MEXICO CITY – The most ambitious cultural project undertaken to date by Carlos Slim, the richest man in the world according to Forbes magazine, is nearing completion, and in a few months will exhibit in an innovative museum “the best” of his private art collection, made up of some 66,000 works, chiefly from Latin America and Europe.
Construction of the new Soumaya Museum, designed by his son-in-law, the Mexican architect Fernando Romero, started on Mexico City’s west side in 2008, and its inauguration is slated for this coming April, its future curator Alfonso Miranda said on Friday.
The imposing edifice, with its soaring curvilinear structure and a facade covered with 16,000 hexagonal mirrors of varying sizes, will boast an exhibition space of 6,000 square meters (64,000 square feet) distributed on six floors.
Notable among the masterpieces chosen for display are works by Picasso, Rodin, Dali and the Mexicans Diego Rivera, Clemente Orozco and Rufino Tamayo.
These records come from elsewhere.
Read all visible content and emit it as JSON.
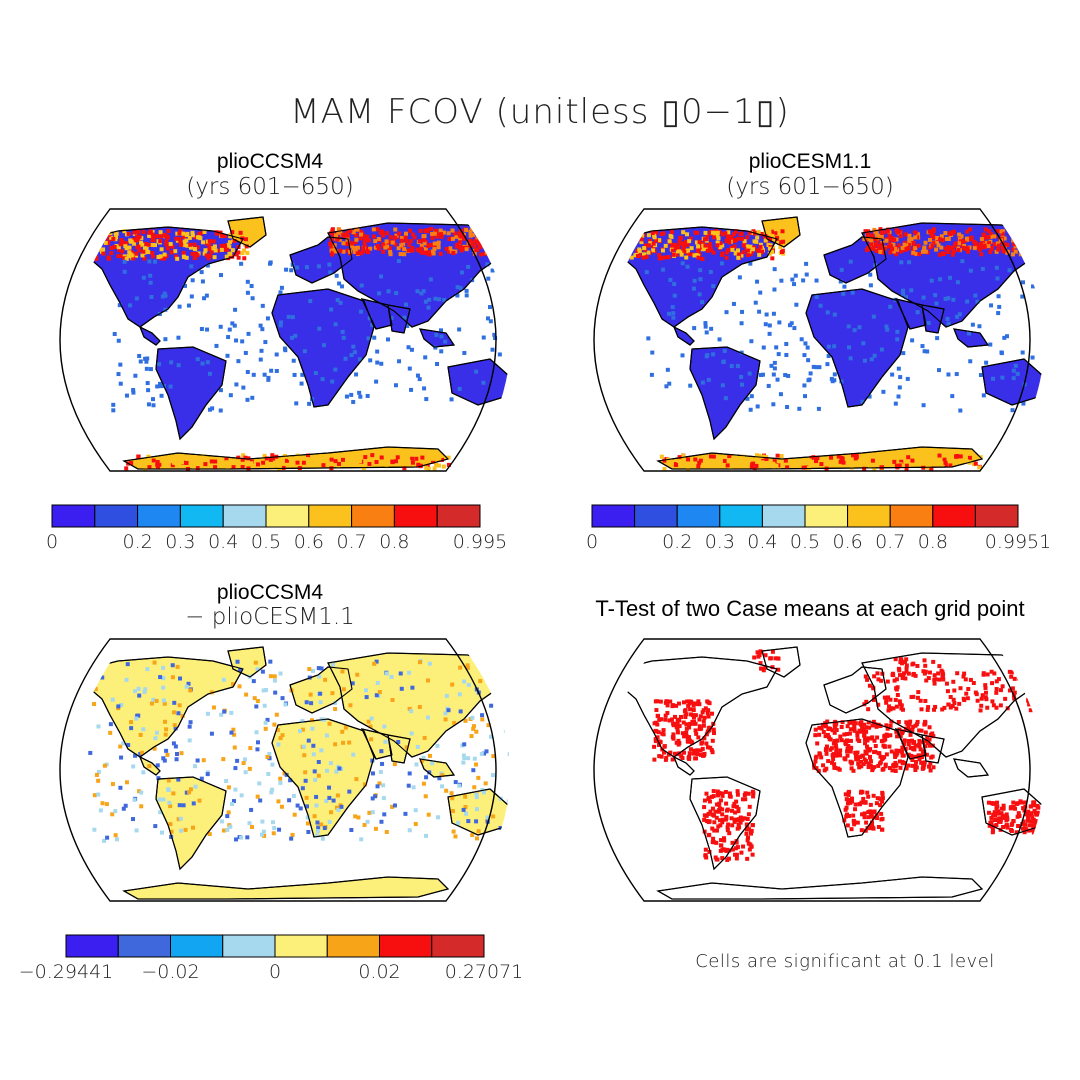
{
  "title": "MAM FCOV (unitless ▯0−1▯)",
  "panels": [
    {
      "name": "plioCCSM4",
      "subtitle": "(yrs 601−650)"
    },
    {
      "name": "plioCESM1.1",
      "subtitle": "(yrs 601−650)"
    },
    {
      "name": "plioCCSM4",
      "subtitle": "− plioCESM1.1"
    },
    {
      "name": "T-Test of two Case means at each grid point"
    }
  ],
  "colorbars": [
    {
      "colors": [
        "#3a1ff0",
        "#2e4fe0",
        "#1f87f2",
        "#12b8f2",
        "#a6d8ee",
        "#fdf07a",
        "#fbc21d",
        "#fa7f12",
        "#f70f0f",
        "#d42a2a"
      ],
      "labels": [
        "0",
        "0.2",
        "0.3",
        "0.4",
        "0.5",
        "0.6",
        "0.7",
        "0.8",
        "0.995"
      ],
      "label_slots": [
        0,
        2,
        3,
        4,
        5,
        6,
        7,
        8,
        10
      ]
    },
    {
      "colors": [
        "#3a1ff0",
        "#2e4fe0",
        "#1f87f2",
        "#12b8f2",
        "#a6d8ee",
        "#fdf07a",
        "#fbc21d",
        "#fa7f12",
        "#f70f0f",
        "#d42a2a"
      ],
      "labels": [
        "0",
        "0.2",
        "0.3",
        "0.4",
        "0.5",
        "0.6",
        "0.7",
        "0.8",
        "0.9951"
      ],
      "label_slots": [
        0,
        2,
        3,
        4,
        5,
        6,
        7,
        8,
        10
      ]
    },
    {
      "colors": [
        "#3a1ff0",
        "#3f68dc",
        "#12a6f2",
        "#a6d8ee",
        "#fdf07a",
        "#f8a418",
        "#f70f0f",
        "#d42a2a"
      ],
      "labels": [
        "−0.29441",
        "−0.02",
        "0",
        "0.02",
        "0.27071"
      ],
      "label_slots": [
        0,
        2,
        4,
        6,
        8
      ]
    }
  ],
  "significance_note": "Cells are significant at 0.1 level",
  "map_colors": {
    "ocean": "#ffffff",
    "land_low": "#3a2fe8",
    "land_mid": "#2f6fe0",
    "boreal": "#f70f0f",
    "tundra": "#fbc21d",
    "diff_base": "#fdf07a",
    "diff_pos": "#f8a418",
    "diff_neg": "#a6d8ee",
    "ttest": "#f70f0f"
  }
}
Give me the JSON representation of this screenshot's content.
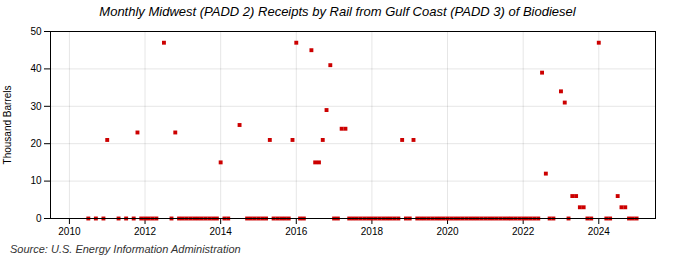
{
  "chart_data": {
    "type": "scatter",
    "title": "Monthly Midwest (PADD 2) Receipts by Rail from Gulf Coast (PADD 3) of Biodiesel",
    "ylabel": "Thousand Barrels",
    "source": "Source: U.S. Energy Information Administration",
    "color": "#cc0000",
    "marker": "square",
    "grid": true,
    "xlim": [
      2009.5,
      2025.5
    ],
    "ylim": [
      0,
      50
    ],
    "xticks": [
      2010,
      2012,
      2014,
      2016,
      2018,
      2020,
      2022,
      2024
    ],
    "yticks": [
      0,
      10,
      20,
      30,
      40,
      50
    ],
    "x": [
      2010.5,
      2010.7,
      2010.9,
      2011.0,
      2011.3,
      2011.5,
      2011.7,
      2011.8,
      2011.9,
      2012.0,
      2012.1,
      2012.2,
      2012.3,
      2012.5,
      2012.7,
      2012.8,
      2012.9,
      2013.0,
      2013.1,
      2013.2,
      2013.3,
      2013.4,
      2013.5,
      2013.6,
      2013.7,
      2013.8,
      2013.9,
      2014.0,
      2014.1,
      2014.2,
      2014.5,
      2014.7,
      2014.8,
      2014.9,
      2015.0,
      2015.1,
      2015.2,
      2015.3,
      2015.4,
      2015.5,
      2015.6,
      2015.7,
      2015.8,
      2015.9,
      2016.0,
      2016.1,
      2016.2,
      2016.4,
      2016.5,
      2016.6,
      2016.7,
      2016.8,
      2016.9,
      2017.0,
      2017.1,
      2017.2,
      2017.3,
      2017.4,
      2017.5,
      2017.6,
      2017.7,
      2017.8,
      2017.9,
      2018.0,
      2018.1,
      2018.2,
      2018.3,
      2018.4,
      2018.5,
      2018.6,
      2018.7,
      2018.8,
      2018.9,
      2019.0,
      2019.1,
      2019.2,
      2019.3,
      2019.4,
      2019.5,
      2019.6,
      2019.7,
      2019.8,
      2019.9,
      2020.0,
      2020.1,
      2020.2,
      2020.3,
      2020.4,
      2020.5,
      2020.6,
      2020.7,
      2020.8,
      2020.9,
      2021.0,
      2021.1,
      2021.2,
      2021.3,
      2021.4,
      2021.5,
      2021.6,
      2021.7,
      2021.8,
      2021.9,
      2022.0,
      2022.1,
      2022.2,
      2022.3,
      2022.4,
      2022.5,
      2022.6,
      2022.7,
      2022.8,
      2023.0,
      2023.1,
      2023.2,
      2023.3,
      2023.4,
      2023.5,
      2023.6,
      2023.7,
      2023.8,
      2024.0,
      2024.2,
      2024.3,
      2024.5,
      2024.6,
      2024.7,
      2024.8,
      2024.9,
      2025.0
    ],
    "values": [
      0,
      0,
      0,
      21,
      0,
      0,
      0,
      23,
      0,
      0,
      0,
      0,
      0,
      47,
      0,
      23,
      0,
      0,
      0,
      0,
      0,
      0,
      0,
      0,
      0,
      0,
      0,
      15,
      0,
      0,
      25,
      0,
      0,
      0,
      0,
      0,
      0,
      21,
      0,
      0,
      0,
      0,
      0,
      21,
      47,
      0,
      0,
      45,
      15,
      15,
      21,
      29,
      41,
      0,
      0,
      24,
      24,
      0,
      0,
      0,
      0,
      0,
      0,
      0,
      0,
      0,
      0,
      0,
      0,
      0,
      0,
      21,
      0,
      0,
      21,
      0,
      0,
      0,
      0,
      0,
      0,
      0,
      0,
      0,
      0,
      0,
      0,
      0,
      0,
      0,
      0,
      0,
      0,
      0,
      0,
      0,
      0,
      0,
      0,
      0,
      0,
      0,
      0,
      0,
      0,
      0,
      0,
      0,
      39,
      12,
      0,
      0,
      34,
      31,
      0,
      6,
      6,
      3,
      3,
      0,
      0,
      47,
      0,
      0,
      6,
      3,
      3,
      0,
      0,
      0
    ]
  }
}
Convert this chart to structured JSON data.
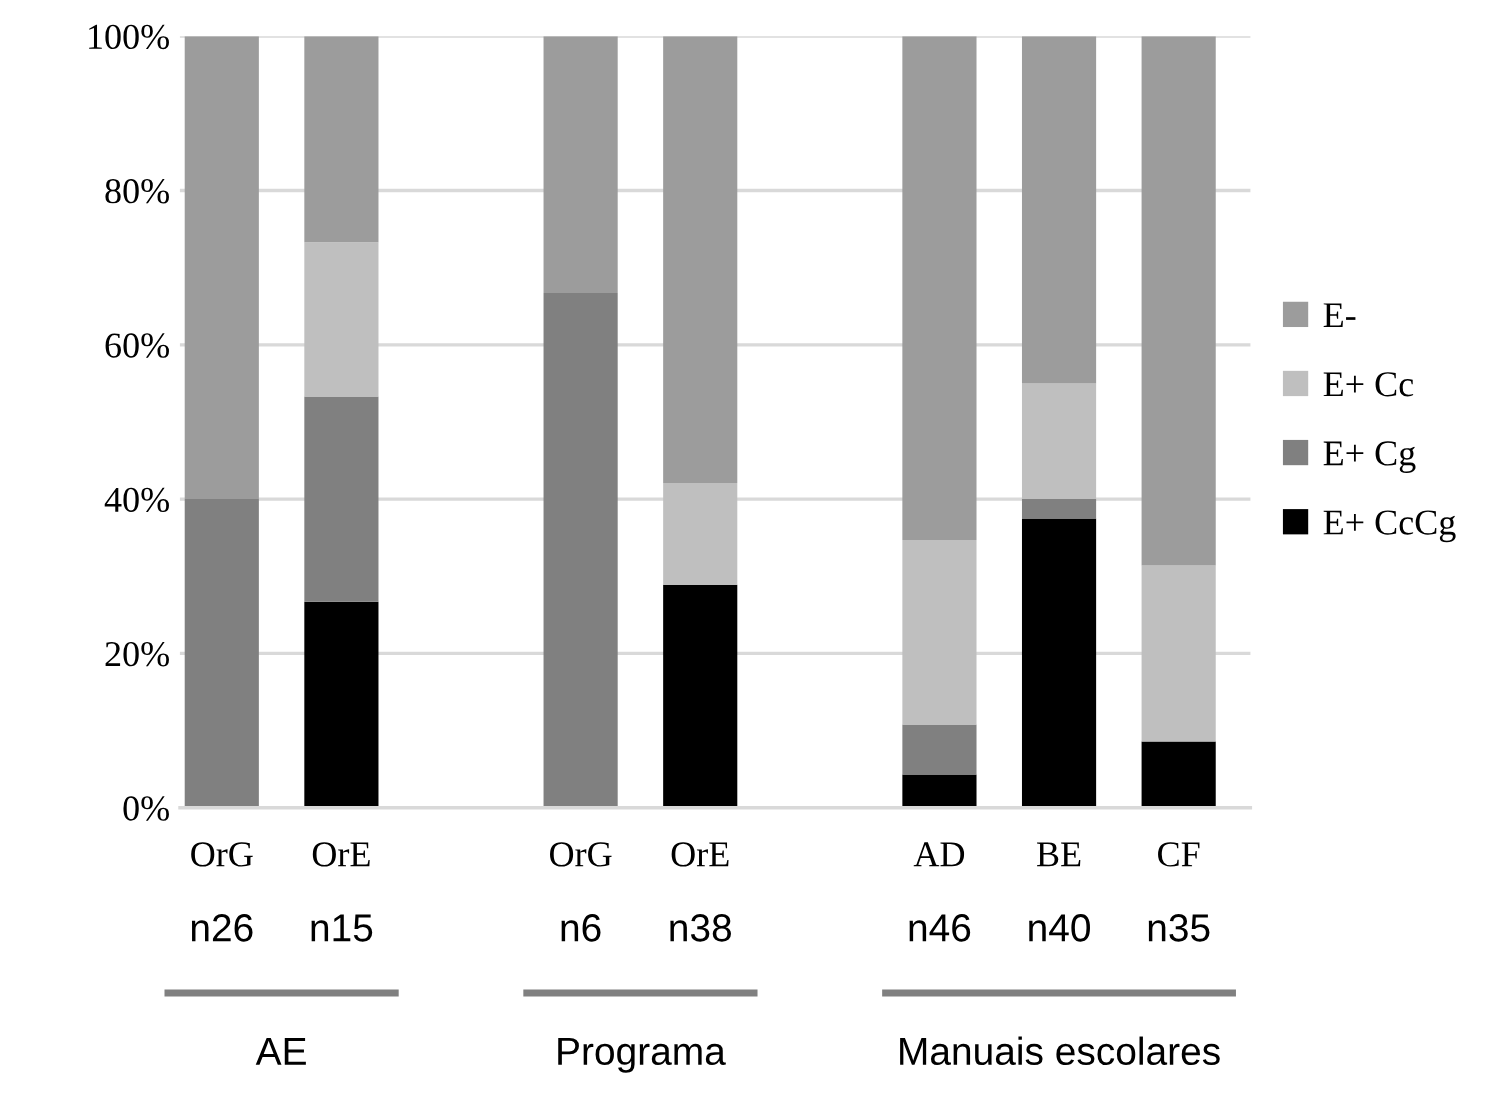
{
  "chart_data": {
    "type": "bar",
    "stacked": true,
    "categories": [
      "OrG",
      "OrE",
      null,
      "OrG",
      "OrE",
      null,
      "AD",
      "BE",
      "CF"
    ],
    "series": [
      {
        "name": "E+ CcCg",
        "color": "#000000",
        "values": [
          0,
          26.7,
          null,
          0,
          28.9,
          null,
          4.3,
          37.5,
          8.6
        ]
      },
      {
        "name": "E+ Cg",
        "color": "#808080",
        "values": [
          40,
          26.6,
          null,
          66.7,
          0,
          null,
          6.5,
          2.5,
          0
        ]
      },
      {
        "name": "E+ Cc",
        "color": "#bfbfbf",
        "values": [
          0,
          20,
          null,
          0,
          13.2,
          null,
          23.9,
          15,
          22.8
        ]
      },
      {
        "name": "E-",
        "color": "#9c9c9c",
        "values": [
          60,
          26.7,
          null,
          33.3,
          57.9,
          null,
          65.3,
          45,
          68.6
        ]
      }
    ],
    "ylim": [
      0,
      100
    ],
    "yticks": [
      {
        "value": 0,
        "label": "0%"
      },
      {
        "value": 20,
        "label": "20%"
      },
      {
        "value": 40,
        "label": "40%"
      },
      {
        "value": 60,
        "label": "60%"
      },
      {
        "value": 80,
        "label": "80%"
      },
      {
        "value": 100,
        "label": "100%"
      }
    ],
    "grid": "y",
    "legend": "right",
    "annotations": [
      "n26",
      "n15",
      "n6",
      "n38",
      "n46",
      "n40",
      "n35",
      "AE",
      "Programa",
      "Manuais escolares"
    ]
  }
}
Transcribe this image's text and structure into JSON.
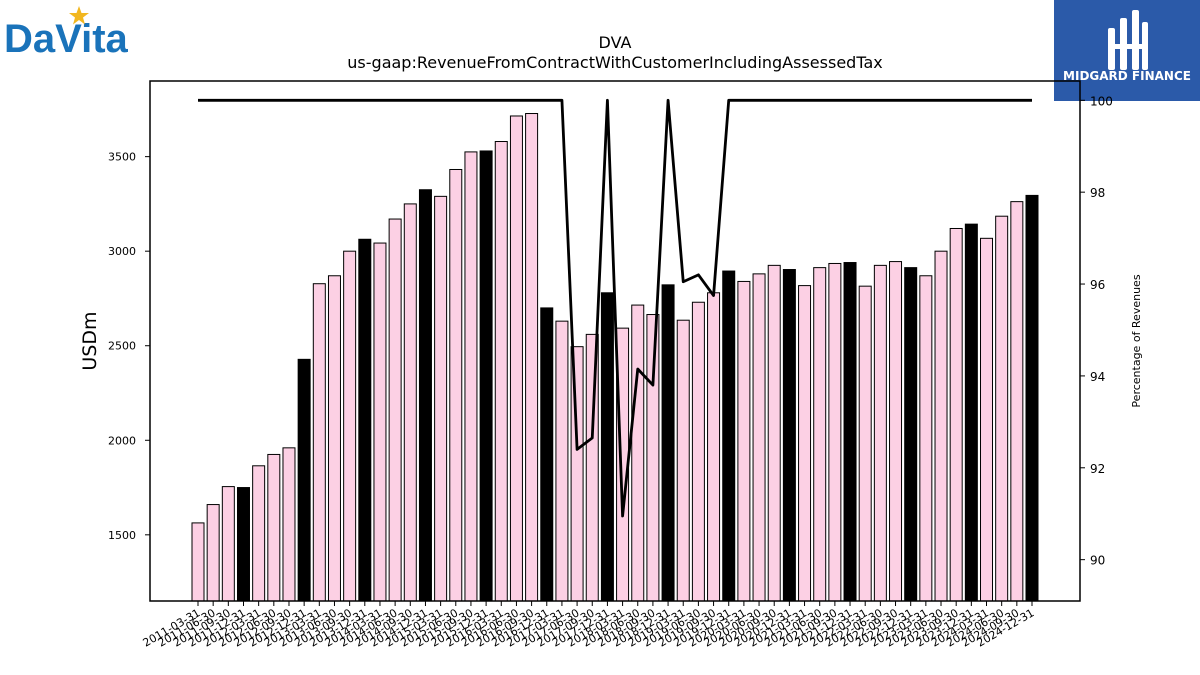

Also on show will be works by European masters including El Greco, Rubens and Tintoretto, painters of the Spanish colonial baroque school such as Jose Juarez and Miguel Herrera, and 19th century Mexican landscapists.
Amassed for the public to see will be an unprecedented collection of 2,000 gold coins of the Viceroyalty of New Spain and 1,000 of silver from the Second Mexican Empire, which will constitute the largest treasure of coins of the 18th and 19th centuries ever put on display.
Other works never before shown to the public will be a series of vessels from Mesoamerica, created by cultures in the western areas of the Mexican states of Nayarit, Jalisco, Colima and Guanajuato.
The museum will also have an auditorium with capacity for 350 spectators, a library, cafeteria and 2,500 square meters (27,000 square feet) of storage.
“We’re really excited...these have been five years of great satisfaction and artistic, architectural and engineering challenges that we’re ready to share with the public,” Alfonso Miranda, for whom the museum will bring together “the best” of the 16 collections possessed by the Carlos Slim Foundation, said.
The new Soumaya Museum arose from the need to enlarge the gallery currently existing south of Mexico City, which will remain open with other artistic displays.